If our text ended after the first sentence, we might think, “How wonderful! Finally a leader who appreciated how important it is to get to know Jesus.” Herod had wanted to see him for a long time. In fact, “greatly pleased” is a rather mild way of translating his reaction. Herod was overjoyed. What a wonderful thing, it might seem, the lone bright spot in this darkest day in Jesus’ life.
Can we imagine that such a desire to see Jesus would ever be anything but good? If we were to run into someone who so desperately wanted us to introduce him to our Savior, could there possibly be a downside to this? Herod reveals that the human heart is so twisted that even the desire to see and know Jesus can be evidence of evil, not good.
What did Herod want from him? “From what he had heard about him, he hoped to see him perform some miracle.” Here is the Redeemer of the World standing in front of Herod, and what is he thinking? “I’ve got Harry Houdini here.” He wanted to see a miracle, not because he was in desperate need of mercy. He wanted nothing more than a magic trick to entertain him, a pleasant diversion from the pressures of palace life.
When Jesus refuses to perform, Herod doesn’t give up. “He plied him with many questions, but Jesus gave him no answer.” Think of the opportunity! What wouldn’t you give for an hour with Jesus, or just 10 minutes, to ask him your questions? But Herod’s questions were not theological or spiritual questions. “Come on Jesus, won’t you do just one? Just how did you make that bread feed so many? What’s your secret? Do it again.”
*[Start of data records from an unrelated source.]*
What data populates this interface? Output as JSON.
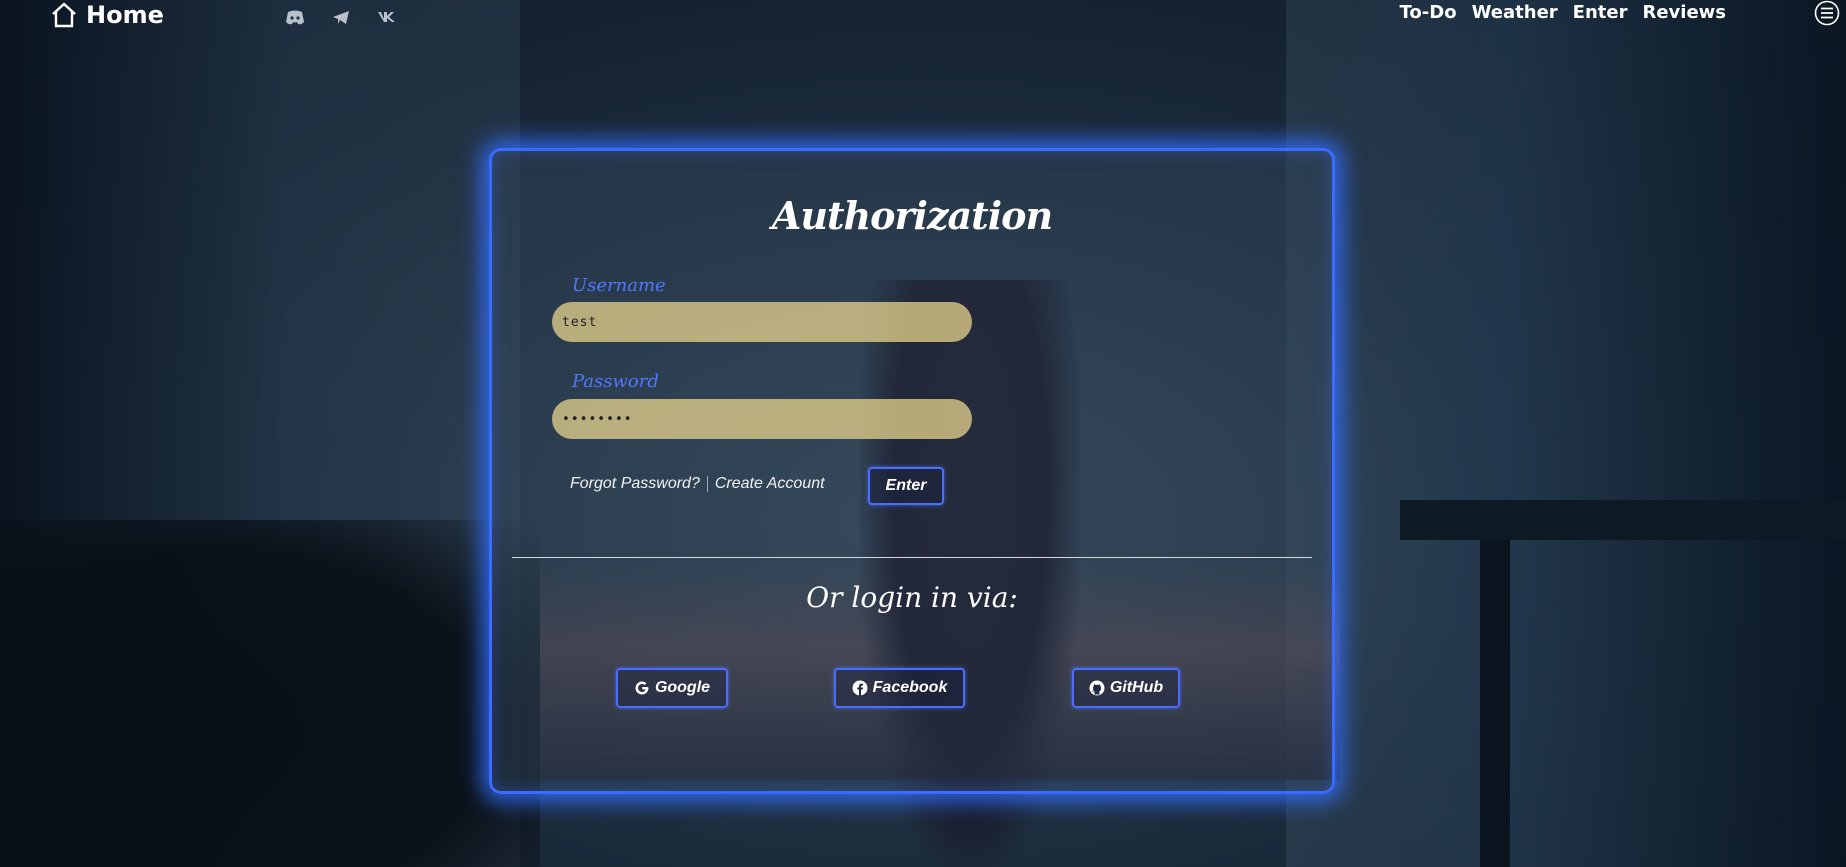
{
  "nav": {
    "home_label": "Home",
    "socials": [
      "discord-icon",
      "telegram-icon",
      "vk-icon"
    ],
    "links": [
      "To-Do",
      "Weather",
      "Enter",
      "Reviews"
    ]
  },
  "form": {
    "title": "Authorization",
    "username_label": "Username",
    "username_value": "test",
    "password_label": "Password",
    "password_value": "••••••••",
    "forgot_label": "Forgot Password?",
    "create_label": "Create Account",
    "enter_label": "Enter",
    "alt_title": "Or login in via:",
    "providers": [
      "Google",
      "Facebook",
      "GitHub"
    ]
  },
  "colors": {
    "accent": "#3b6cff",
    "field_bg": "#e8d48c",
    "label": "#4f78ff"
  }
}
Herod’s reasons for seeking Jesus still appeal to some. God can and does work miracles in the lives of his people. That does not make them suitable as the center of attention in Christian worship. Where Christians conduct their worship with less spectacle, are they still tempted to value worship time because of its ability to entertain us for a little while? Do we have irreverent reasons for the time we seek with him?
Jesus answer to irreverence is powerful. “Jesus gave him no answer.” Jesus would not answer Herod or perform for him. How easy it would have been to do one quick trick and put an end to the humiliation. How easily he could have revealed his power, and put Herod and everyone else in his court in their place.
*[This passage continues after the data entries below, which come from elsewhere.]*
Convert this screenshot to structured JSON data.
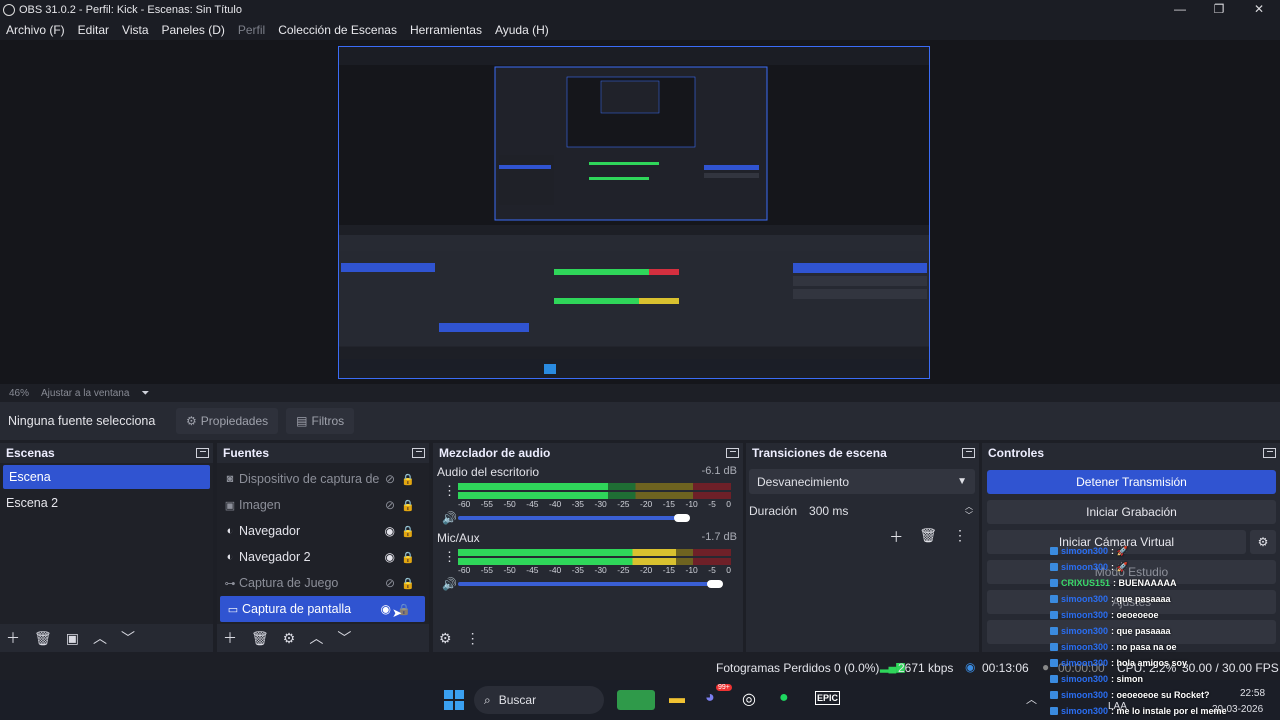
{
  "window": {
    "title": "OBS 31.0.2 - Perfil: Kick - Escenas: Sin Título",
    "minimize": "—",
    "maximize": "❐",
    "close": "✕"
  },
  "menu": {
    "items": [
      {
        "label": "Archivo (F)",
        "disabled": false
      },
      {
        "label": "Editar",
        "disabled": false
      },
      {
        "label": "Vista",
        "disabled": false
      },
      {
        "label": "Paneles (D)",
        "disabled": false
      },
      {
        "label": "Perfil",
        "disabled": true
      },
      {
        "label": "Colección de Escenas",
        "disabled": false
      },
      {
        "label": "Herramientas",
        "disabled": false
      },
      {
        "label": "Ayuda (H)",
        "disabled": false
      }
    ]
  },
  "zoom": {
    "value": "46%",
    "fit": "Ajustar a la ventana",
    "arrow": "⏷"
  },
  "source_toolbar": {
    "no_source": "Ninguna fuente selecciona",
    "properties": "Propiedades",
    "filters": "Filtros"
  },
  "scenes": {
    "title": "Escenas",
    "items": [
      {
        "label": "Escena",
        "selected": true
      },
      {
        "label": "Escena 2",
        "selected": false
      }
    ]
  },
  "sources": {
    "title": "Fuentes",
    "items": [
      {
        "label": "Dispositivo de captura de",
        "icon": "camera-icon",
        "glyph": "◙",
        "visible": false,
        "dim": true,
        "selected": false
      },
      {
        "label": "Imagen",
        "icon": "image-icon",
        "glyph": "▣",
        "visible": false,
        "dim": true,
        "selected": false
      },
      {
        "label": "Navegador",
        "icon": "globe-icon",
        "glyph": "◐",
        "visible": true,
        "dim": false,
        "selected": false
      },
      {
        "label": "Navegador 2",
        "icon": "globe-icon",
        "glyph": "◐",
        "visible": true,
        "dim": false,
        "selected": false
      },
      {
        "label": "Captura de Juego",
        "icon": "gamepad-icon",
        "glyph": "⊶",
        "visible": false,
        "dim": true,
        "selected": false
      },
      {
        "label": "Captura de pantalla",
        "icon": "monitor-icon",
        "glyph": "▭",
        "visible": true,
        "dim": false,
        "selected": true
      }
    ]
  },
  "mixer": {
    "title": "Mezclador de audio",
    "ticks": [
      "-60",
      "-55",
      "-50",
      "-45",
      "-40",
      "-35",
      "-30",
      "-25",
      "-20",
      "-15",
      "-10",
      "-5",
      "0"
    ],
    "channels": [
      {
        "name": "Audio del escritorio",
        "db": "-6.1 dB",
        "level": 0.55,
        "volume": 0.82
      },
      {
        "name": "Mic/Aux",
        "db": "-1.7 dB",
        "level": 0.8,
        "volume": 0.94
      }
    ]
  },
  "transitions": {
    "title": "Transiciones de escena",
    "selected": "Desvanecimiento",
    "duration_label": "Duración",
    "duration_value": "300 ms"
  },
  "controls": {
    "title": "Controles",
    "stop_stream": "Detener Transmisión",
    "start_recording": "Iniciar Grabación",
    "virtual_cam": "Iniciar Cámara Virtual",
    "studio_mode": "Modo Estudio",
    "settings": "Ajustes"
  },
  "status": {
    "dropped": "Fotogramas Perdidos 0 (0.0%)",
    "kbps": "2671 kbps",
    "stream_time": "00:13:06",
    "rec_time": "00:00:00",
    "cpu": "CPU: 2.2%",
    "fps": "30.00 / 30.00 FPS"
  },
  "taskbar": {
    "search": "Buscar",
    "time": "22:58",
    "date": "20-03-2026",
    "lang": "LAA",
    "badge": "99+"
  },
  "chat": [
    {
      "user": "simoon300",
      "msg": ": 🚀",
      "green": false
    },
    {
      "user": "simoon300",
      "msg": ": 🚀",
      "green": false
    },
    {
      "user": "CRIXUS151",
      "msg": ": BUENAAAAA",
      "green": true
    },
    {
      "user": "simoon300",
      "msg": ": que pasaaaa",
      "green": false
    },
    {
      "user": "simoon300",
      "msg": ": oeoeoeoe",
      "green": false
    },
    {
      "user": "simoon300",
      "msg": ": que pasaaaa",
      "green": false
    },
    {
      "user": "simoon300",
      "msg": ": no pasa na oe",
      "green": false
    },
    {
      "user": "simoon300",
      "msg": ": hola amigos soy",
      "green": false
    },
    {
      "user": "simoon300",
      "msg": ": simon",
      "green": false
    },
    {
      "user": "simoon300",
      "msg": ": oeoeoeoe su Rocket?",
      "green": false
    },
    {
      "user": "simoon300",
      "msg": ": me lo instale por el meme",
      "green": false
    }
  ],
  "colors": {
    "accent": "#3054d1",
    "meter_green": "#2fd65a",
    "meter_yellow": "#d9c12f",
    "meter_red": "#d42f3f"
  }
}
But for us, Jesus’ silence is golden. He displays his perfect love, even for Herod, by not giving in to his childish desires. He will not reinforce or confirm this kooky king in his sin. He treats him with silent respect, even when that respect is not returned.
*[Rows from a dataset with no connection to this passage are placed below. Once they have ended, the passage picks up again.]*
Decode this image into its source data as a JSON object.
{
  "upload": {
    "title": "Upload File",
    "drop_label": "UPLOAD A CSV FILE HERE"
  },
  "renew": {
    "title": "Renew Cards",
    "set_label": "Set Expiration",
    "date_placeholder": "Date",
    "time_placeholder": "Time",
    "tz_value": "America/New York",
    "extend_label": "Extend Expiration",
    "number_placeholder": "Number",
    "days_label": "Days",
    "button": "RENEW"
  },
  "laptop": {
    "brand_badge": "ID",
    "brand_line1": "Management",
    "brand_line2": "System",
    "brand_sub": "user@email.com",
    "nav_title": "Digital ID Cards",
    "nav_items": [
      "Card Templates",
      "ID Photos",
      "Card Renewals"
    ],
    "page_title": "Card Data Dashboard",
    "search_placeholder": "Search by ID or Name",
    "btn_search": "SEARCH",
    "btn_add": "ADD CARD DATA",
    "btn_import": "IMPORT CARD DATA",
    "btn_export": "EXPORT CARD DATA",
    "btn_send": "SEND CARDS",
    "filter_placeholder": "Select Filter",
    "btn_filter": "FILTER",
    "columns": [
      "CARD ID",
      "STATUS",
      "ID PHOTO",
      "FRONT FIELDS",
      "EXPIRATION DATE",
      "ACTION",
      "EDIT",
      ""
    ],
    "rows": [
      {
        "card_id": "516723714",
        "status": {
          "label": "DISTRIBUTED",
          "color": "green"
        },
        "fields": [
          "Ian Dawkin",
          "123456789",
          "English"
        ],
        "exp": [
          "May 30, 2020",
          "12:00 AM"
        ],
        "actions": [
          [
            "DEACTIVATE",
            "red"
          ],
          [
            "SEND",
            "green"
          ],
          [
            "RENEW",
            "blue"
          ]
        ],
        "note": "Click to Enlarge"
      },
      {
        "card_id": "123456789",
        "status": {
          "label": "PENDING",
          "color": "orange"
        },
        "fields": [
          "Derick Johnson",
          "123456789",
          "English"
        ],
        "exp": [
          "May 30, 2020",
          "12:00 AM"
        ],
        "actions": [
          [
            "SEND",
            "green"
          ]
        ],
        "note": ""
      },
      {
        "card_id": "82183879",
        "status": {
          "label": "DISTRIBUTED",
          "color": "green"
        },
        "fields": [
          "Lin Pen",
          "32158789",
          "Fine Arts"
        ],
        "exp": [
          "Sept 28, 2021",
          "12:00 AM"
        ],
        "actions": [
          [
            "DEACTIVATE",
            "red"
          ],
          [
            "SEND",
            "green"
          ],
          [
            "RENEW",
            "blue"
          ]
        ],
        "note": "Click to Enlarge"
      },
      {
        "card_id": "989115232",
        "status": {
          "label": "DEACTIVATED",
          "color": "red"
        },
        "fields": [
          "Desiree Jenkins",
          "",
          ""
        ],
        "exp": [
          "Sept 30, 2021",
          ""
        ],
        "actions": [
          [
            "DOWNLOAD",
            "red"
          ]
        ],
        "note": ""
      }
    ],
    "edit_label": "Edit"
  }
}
Jesus silently bears this one more burden, this lack of respect, as part of carrying the guilt for our sins. He doesn’t do the trick and get himself freed. He endures the humiliation as another step toward the crucifixion and death that shows his true value and dignity—Deliverer from sin and death. He does so that we might be acknowledged as sons of God, and recognized in the only court and by the only King that really matters–his own Father in heaven.